Madame Bovary - Cap. 29: VI Pág. 311 / 382

Não se deve mexer nos ídolos: o dourado fica-nos agarrado às mãos.

Começaram a falar mais frequentemente de coisas indiferentes ao amor mútuo; e, nas cartas que Emma lhe mandava, o assunto eram flores, versos, a Lua e as estrelas, ingénuos recursos duma paixão enfraquecida, procurando reavivar-se por meio de todos os recursos exteriores. Ela prometia a si mesma, constantemente, uma profunda felicidade para a próxima viagem; depois verificava que não sentia nada de extraordinário. Essa decepção apagava-se rapidamente com uma nova esperança, e Emma voltava para ele mais inflamada, mais ávida. Despia-se bruscamente, arrancando o fino cordão do espartilho, que lhe sibilava em volta dos quadris como uma cobra rastejando. Ia mais uma vez descalça, nas pontas dos pés, verificar se a porta estava trancada, depois, com um só gesto, fazia cair todo o vestuário; e, pálida, muda, séria, atirava-se sobre o peito dele, com um longo estremecimento.

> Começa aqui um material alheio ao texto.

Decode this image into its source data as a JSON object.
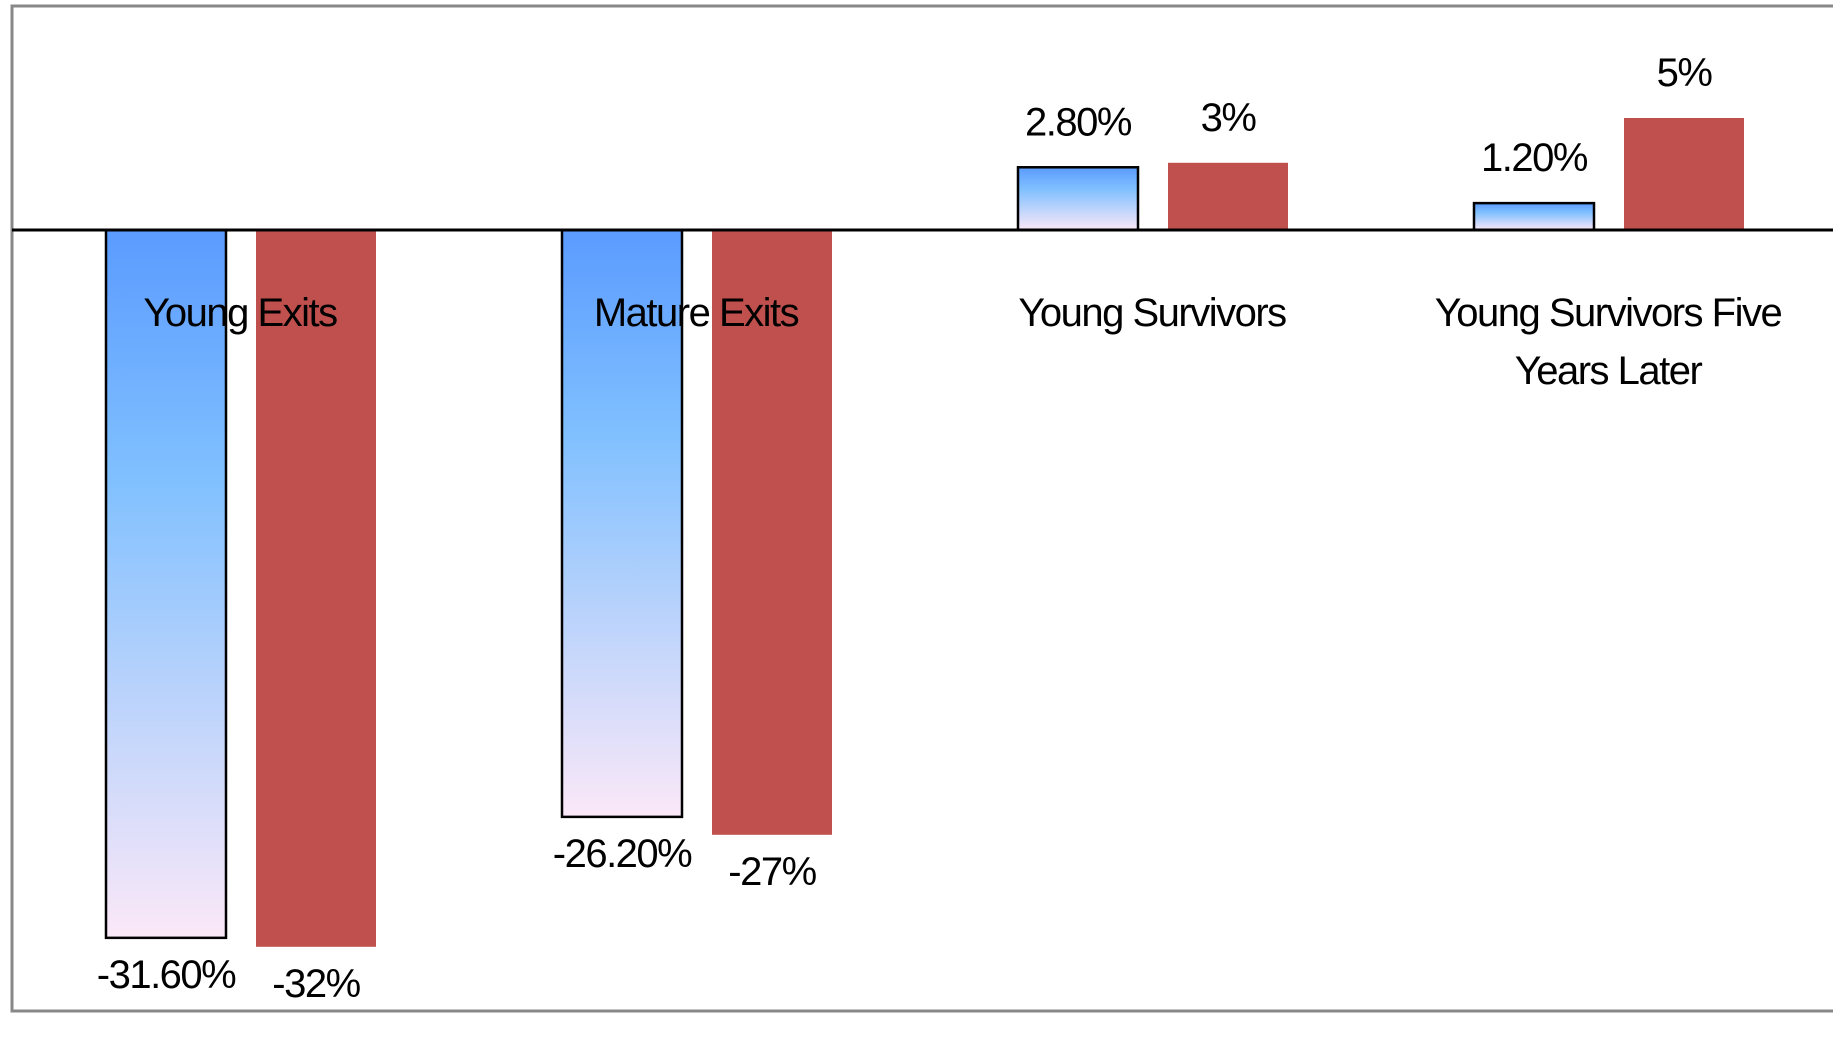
{
  "chart_data": {
    "type": "bar",
    "categories": [
      "Young Exits",
      "Mature Exits",
      "Young Survivors",
      "Young Survivors Five Years Later"
    ],
    "series": [
      {
        "color": "#5b9bff",
        "values": [
          -31.6,
          -26.2,
          2.8,
          1.2
        ],
        "value_labels": [
          "-31.60%",
          "-26.20%",
          "2.80%",
          "1.20%"
        ]
      },
      {
        "color": "#c0504d",
        "values": [
          -32,
          -27,
          3,
          5
        ],
        "value_labels": [
          "-32%",
          "-27%",
          "3%",
          "5%"
        ]
      }
    ]
  }
}
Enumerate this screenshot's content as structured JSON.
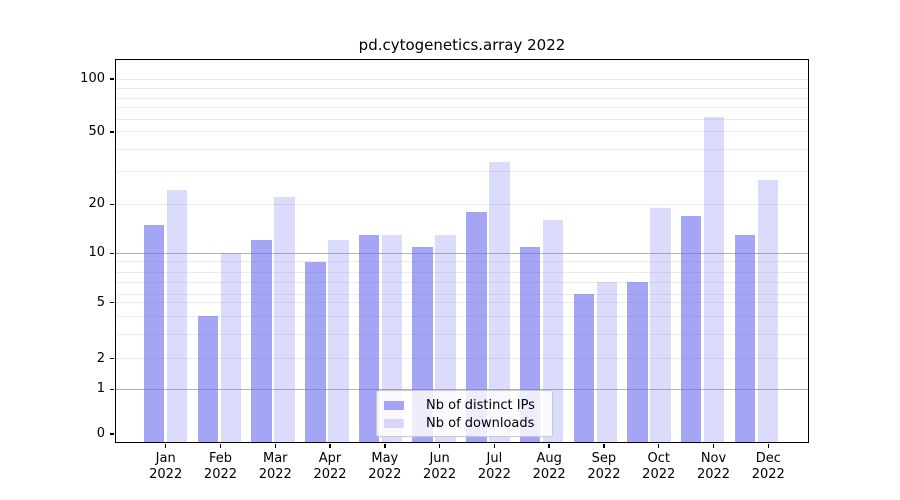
{
  "chart_data": {
    "type": "bar",
    "title": "pd.cytogenetics.array 2022",
    "x_categories": [
      {
        "month": "Jan",
        "year": "2022"
      },
      {
        "month": "Feb",
        "year": "2022"
      },
      {
        "month": "Mar",
        "year": "2022"
      },
      {
        "month": "Apr",
        "year": "2022"
      },
      {
        "month": "May",
        "year": "2022"
      },
      {
        "month": "Jun",
        "year": "2022"
      },
      {
        "month": "Jul",
        "year": "2022"
      },
      {
        "month": "Aug",
        "year": "2022"
      },
      {
        "month": "Sep",
        "year": "2022"
      },
      {
        "month": "Oct",
        "year": "2022"
      },
      {
        "month": "Nov",
        "year": "2022"
      },
      {
        "month": "Dec",
        "year": "2022"
      }
    ],
    "series": [
      {
        "name": "Nb of distinct IPs",
        "color": "rgba(110,110,240,0.62)",
        "values": [
          15,
          4,
          12,
          9,
          13,
          11,
          18,
          11,
          6,
          7,
          17,
          13
        ]
      },
      {
        "name": "Nb of downloads",
        "color": "rgba(110,110,240,0.25)",
        "values": [
          24,
          10,
          22,
          12,
          13,
          13,
          34,
          16,
          7,
          19,
          62,
          27
        ]
      }
    ],
    "yscale": "symlog",
    "ytick_labels": [
      "100",
      "50",
      "20",
      "10",
      "5",
      "2",
      "1",
      "0"
    ],
    "ytick_values": [
      100,
      50,
      20,
      10,
      5,
      2,
      1,
      0
    ],
    "gridline_values": [
      1,
      2,
      3,
      4,
      5,
      6,
      7,
      8,
      9,
      10,
      20,
      30,
      40,
      50,
      60,
      70,
      80,
      90,
      100
    ],
    "major_gridline_values": [
      1,
      10
    ],
    "ylim": [
      0,
      120
    ],
    "grid": "on",
    "legend_position": "lower center",
    "colors": {
      "grid_minor": "#ebebeb",
      "grid_major": "#b2b2b2",
      "axis": "#000000"
    }
  }
}
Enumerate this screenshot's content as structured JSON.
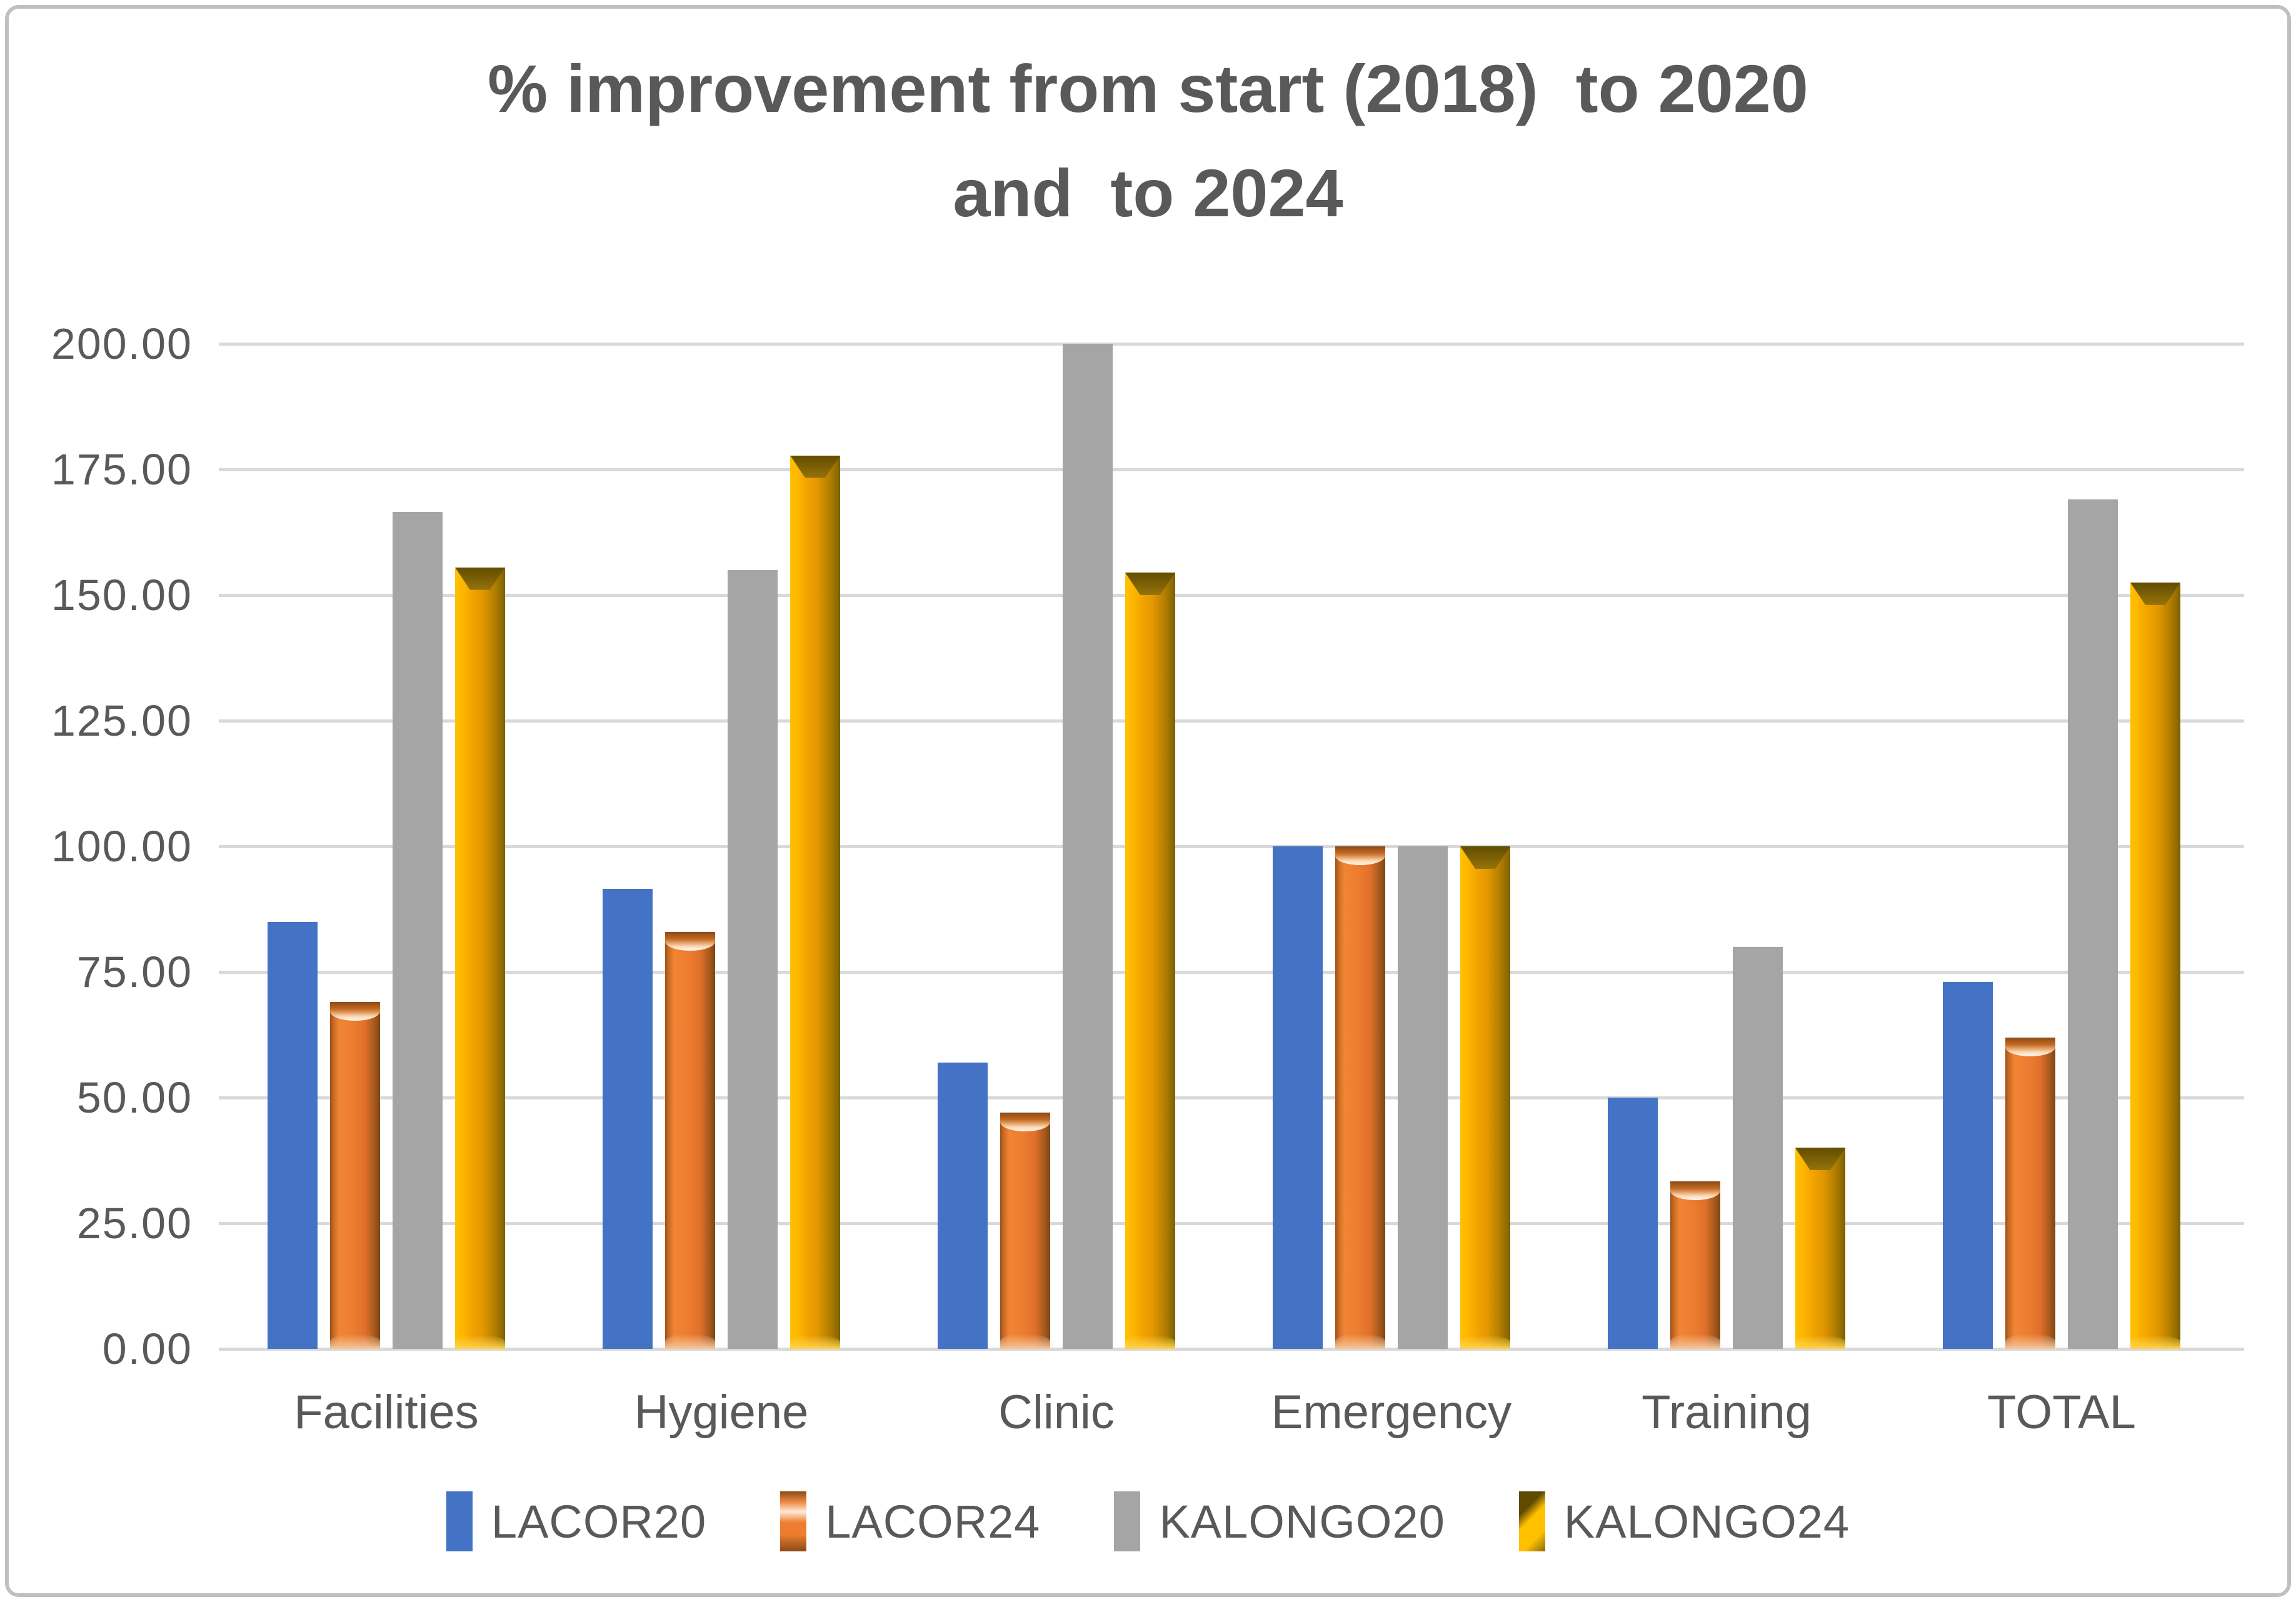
{
  "title": {
    "line1": "% improvement from start (2018)  to 2020",
    "line2": "and  to 2024"
  },
  "y_axis": {
    "tick_labels": [
      "200.00",
      "175.00",
      "150.00",
      "125.00",
      "100.00",
      "75.00",
      "50.00",
      "25.00",
      "0.00"
    ],
    "min": 0,
    "max": 200,
    "step": 25
  },
  "chart_data": {
    "type": "bar",
    "title": "% improvement from start (2018)  to 2020 and  to 2024",
    "categories": [
      "Facilities",
      "Hygiene",
      "Clinic",
      "Emergency",
      "Training",
      "TOTAL"
    ],
    "series": [
      {
        "name": "LACOR20",
        "color": "#4472C4",
        "style": "flat",
        "values": [
          85.0,
          91.5,
          57.0,
          100.0,
          50.0,
          73.0
        ]
      },
      {
        "name": "LACOR24",
        "color": "#ED7D31",
        "style": "bevel-orange",
        "values": [
          69.0,
          83.0,
          47.0,
          100.0,
          33.3,
          62.0
        ]
      },
      {
        "name": "KALONGO20",
        "color": "#A5A5A5",
        "style": "flat",
        "values": [
          166.5,
          155.0,
          200.0,
          100.0,
          80.0,
          169.0
        ]
      },
      {
        "name": "KALONGO24",
        "color": "#FFC000",
        "style": "bevel-gold",
        "values": [
          155.5,
          177.8,
          154.5,
          100.0,
          40.0,
          152.5
        ]
      }
    ],
    "ylim": [
      0,
      200
    ],
    "grid": true,
    "legend_position": "bottom"
  },
  "legend": [
    {
      "label": "LACOR20",
      "color": "#4472C4",
      "style": "flat"
    },
    {
      "label": "LACOR24",
      "color": "#ED7D31",
      "style": "bevel-orange"
    },
    {
      "label": "KALONGO20",
      "color": "#A5A5A5",
      "style": "flat"
    },
    {
      "label": "KALONGO24",
      "color": "#FFC000",
      "style": "bevel-gold"
    }
  ],
  "colors": {
    "text": "#595959",
    "gridline": "#D9D9D9",
    "frame_border": "#BFBFBF",
    "background": "#FFFFFF"
  }
}
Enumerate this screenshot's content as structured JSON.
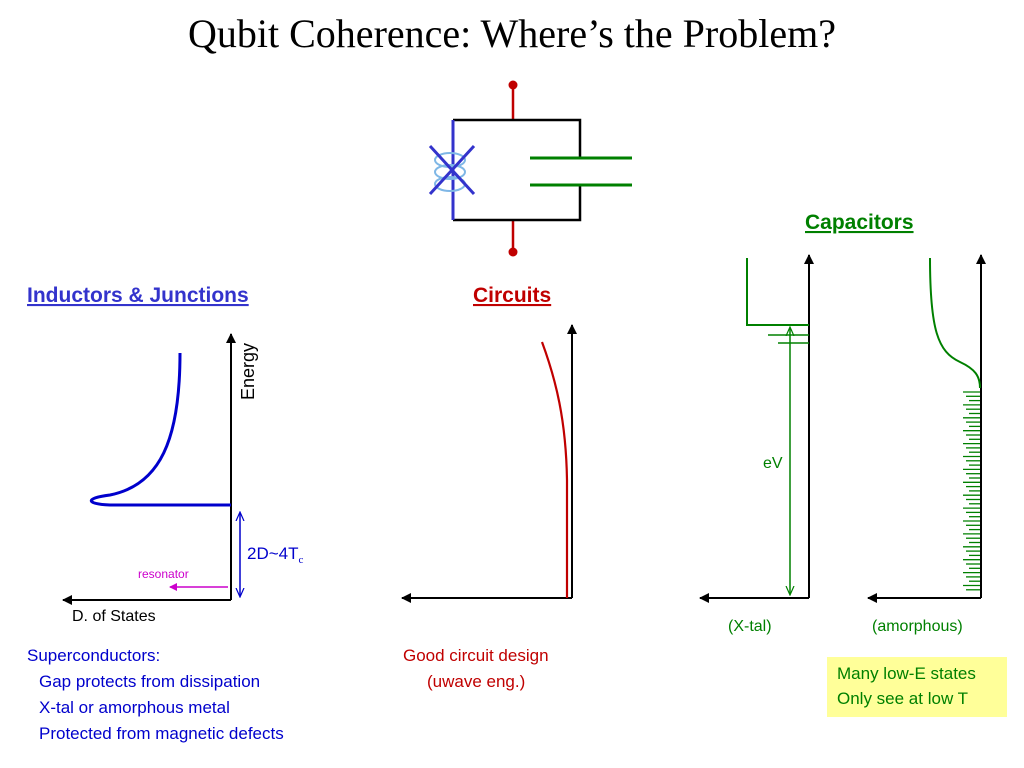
{
  "title": "Qubit Coherence: Where’s the Problem?",
  "sections": {
    "inductors": "Inductors & Junctions",
    "circuits": "Circuits",
    "capacitors": "Capacitors"
  },
  "labels": {
    "energy": "Energy",
    "dos": "D. of States",
    "gap_main": "2D~4T",
    "gap_sub": "c",
    "resonator": "resonator",
    "ev": "eV",
    "xtal": "(X-tal)",
    "amorphous": "(amorphous)"
  },
  "notes": {
    "superconductors": [
      "Superconductors:",
      "Gap protects from dissipation",
      "X-tal or amorphous metal",
      "Protected from magnetic defects"
    ],
    "circuits": [
      "Good circuit design",
      "(uwave eng.)"
    ],
    "capacitors_box": [
      "Many low-E states",
      "Only see at low T"
    ]
  },
  "colors": {
    "inductor": "#0000cc",
    "circuit": "#c00000",
    "capacitor": "#008000",
    "resonator": "#cc00cc",
    "box": "#ffff99"
  }
}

Entretanto, havia naquele rosto coberto de gotas frias, naqueles lábios balbuciantes, naquelas pupilas desvairadas, no amplexo daqueles braços, qualquer coisa de excessivo, de vago e de lúgubre, que a Léon parecia meter-se entre ambos, subtilmente, como que para os separar.

Não ousava fazer-lhe perguntas; mas, verificando ser ela tão experiente, pensava ele, devia ter passado por todas as provas do sofrimento e do prazer. O que antes o encantava assustava-o agora um pouco. Além disso, revoltava-se contra a absorção, cada vez maior, da sua personalidade. Não perdoava a Emma aquele triunfo permanente. Até se esforçava por não lhe querer bem; depois, mal lhe ouvia o ranger das botinas, perdia as forças, como os bêbados à vista de bebidas fortes.

É verdade que ela não deixava de lhe prodigalizar toda a espécie de atenções, desde os mimos da mesa até aos requintes da roupa e à languidez do olhar.